Or il n’y a rien à faire en ce sens, dans cette perspective, sans la psychanalyse, à moins de la passe à quoi elle aboutit et où elle se dépasse elle-même. Cependant, la psychanalyse, qui divise, et la passe, qui supplémente, ni ne prêchent l’amour, ni ne préconisent le respect. C’est au contraire ce que reconnaissent et prônent le respect et l’amour – le dire et l’acte de l’un et de l’autre – qui cherche la psychanalyse et qui fait la passe, qui trouve et fonde. Quoi donc ? Ce que l’humanisme ne veut pas savoir, car il est juste capable de laisser la voie au capitalisme déshumanisant, si ce n’est de la lui frayer, « humain trop humain ». Ce que l’antihumanisme, son envers, sa vérité, ignore résolument, puisqu’il est plus préoccupé de connaissance que de science, et de domination que de savoir, de ce qui fait « maître et possesseur de la nature et de soi-même », « moi maître dans sa maison », plutôt que de ce qui fait le sujet, à la fois liberté de s’en foutre et responsabilité de sa position. Le premier règle l’homme sur son intérêt supposé, pour l’y subordonner, ouvrant la porte à la comptabilité du profit, au règne des « eaux glacées du calcul égoïste » du capitaliste. Le deuxième ne veut avoir affaire qu’avec la force, le droit de la force et l’idée force, le pouvoir et la rentabilité, et finalement au bénéfice de l’inhumain, au service de l’humain mais rendu et réduit à son pire, c’est-à-dire en renfort de l’absoluité, de la radicalité, de la banalité, voire de l’indolore du mal. À l’inverse, à l’opposé, la puissance et l’efficacité, c’est le fait de l’humain proprement dit, c’est le fait humain lui-même.

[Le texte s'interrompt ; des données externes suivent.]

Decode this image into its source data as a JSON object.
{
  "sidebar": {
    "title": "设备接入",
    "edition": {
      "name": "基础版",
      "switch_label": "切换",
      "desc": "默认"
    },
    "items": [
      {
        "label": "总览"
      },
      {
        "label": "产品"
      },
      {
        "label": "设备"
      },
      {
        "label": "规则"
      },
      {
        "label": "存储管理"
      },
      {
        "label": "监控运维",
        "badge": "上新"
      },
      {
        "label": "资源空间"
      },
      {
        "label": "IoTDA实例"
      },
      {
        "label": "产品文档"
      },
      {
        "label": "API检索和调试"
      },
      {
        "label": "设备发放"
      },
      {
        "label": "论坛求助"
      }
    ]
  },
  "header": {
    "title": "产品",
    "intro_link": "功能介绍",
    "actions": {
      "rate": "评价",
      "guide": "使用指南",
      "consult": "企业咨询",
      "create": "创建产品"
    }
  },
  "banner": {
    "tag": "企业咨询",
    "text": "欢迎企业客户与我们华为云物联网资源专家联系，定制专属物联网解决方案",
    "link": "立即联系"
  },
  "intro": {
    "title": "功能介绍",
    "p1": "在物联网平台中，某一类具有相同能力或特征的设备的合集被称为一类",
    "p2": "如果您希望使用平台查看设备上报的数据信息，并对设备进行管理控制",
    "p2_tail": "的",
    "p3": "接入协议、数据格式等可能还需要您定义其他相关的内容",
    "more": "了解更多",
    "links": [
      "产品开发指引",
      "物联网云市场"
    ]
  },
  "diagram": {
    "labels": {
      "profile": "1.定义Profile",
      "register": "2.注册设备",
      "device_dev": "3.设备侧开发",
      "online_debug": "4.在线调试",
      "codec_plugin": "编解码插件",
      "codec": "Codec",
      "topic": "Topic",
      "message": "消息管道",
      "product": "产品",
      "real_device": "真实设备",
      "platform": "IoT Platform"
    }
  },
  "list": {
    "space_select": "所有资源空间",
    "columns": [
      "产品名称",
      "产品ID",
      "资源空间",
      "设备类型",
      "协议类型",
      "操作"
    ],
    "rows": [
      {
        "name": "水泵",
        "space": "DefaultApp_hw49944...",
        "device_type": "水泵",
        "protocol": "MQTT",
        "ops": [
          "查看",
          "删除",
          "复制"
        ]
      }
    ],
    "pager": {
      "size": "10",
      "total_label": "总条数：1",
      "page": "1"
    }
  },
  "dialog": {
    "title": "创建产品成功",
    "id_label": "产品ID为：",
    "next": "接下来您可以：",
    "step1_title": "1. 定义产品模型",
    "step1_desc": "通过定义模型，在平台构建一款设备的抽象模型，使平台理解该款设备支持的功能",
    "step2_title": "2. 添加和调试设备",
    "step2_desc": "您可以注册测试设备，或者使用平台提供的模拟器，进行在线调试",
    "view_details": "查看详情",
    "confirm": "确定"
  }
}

Psychanalyse/capitalisme : ou le pouvoir ou le lien social

Il n’y a que deux ou trois choses que nous savons de l’humain, que l’humain sait de lui-même, ou plutôt qu’il peut savoir dans le meilleur des cas. Et c’est cela que la psychanalyse – presque à elle seule mais pas tout à fait, car il y a l’art aussi, ne serait-ce qu’un peu, l’amour toujours, encore beaucoup, de même que la science parfois, à certains moments – nous enseigne ; à moins que ces deux ou trois choses et ce savoir, ce soit ça, ce ne soit que ça, la psychanalyse, savoir qui se perd, choses qui s’oublient. Et c’est que l’humain – l’humain, l’être humain (les « trumains »), ce qui se hume, ce qui troue – ne s’appréhende et ne se connaît, du n’importe qui au quelconque, qu’à partir de, et que jusqu’à l’unique et l’irremplaçable, soit ce qui fait l’homme superflu, si ce n’est absurde ; mais c’est aussi qu’il ne commence à se reconnaître vraiment et à se compter réellement, de quiconque en quelqu’un, que par la grâce du féminin, autrement dit ce qui fait qu’il reste sans valeur… et gratuit. Ce qui veut dire quand même que le sens et la chance, la conduite et le destin de l’existence de chacun, de chacun comme existence, c’est-à-dire comme spécimen sans pareil, ils ne proviennent et ne se tirent de rien d’autre que de l’humilité de l’humain, de la banalité de son « contien » (responsabilité vis-à-vis de l’inhumain et du pire), de l’ordinaire de son quotidien (de sa liberté, entre création et féminin). Autant dire qu’il n’y a vraiment pas lieu de se hausser du col, de penser tout savoir, de croire tout pouvoir : puisque l’humanisation, si ça existe, ça ne consiste qu’à tomber, à verser, de la violence de ce qui naît – découverte et invention – à la « “dé-création” de sa fureur », douceur et grâce. Création-érection (manque le a ?), pesanteur ; élection sans sélection (ôtez, sautez le s !), merci. Ne pas se hausser du col : rien sans la puissance du signifiant, c’est par là qu’on passe, mais si on y parvient, quand on y arrive, à l’efficacité de l’acte, ce n’est pas sans le recours à l’objet, reste prélevé, ce n’est pas sans le retour de l’objet, résidu recueilli. Tout sur cette grand-route, cette autoroute, et pas tout sans cette oblique, cette déviation : le moyen du signifiant, le travers de l’objet, soit la bêtise de la souveraineté et l’insensé de la cause.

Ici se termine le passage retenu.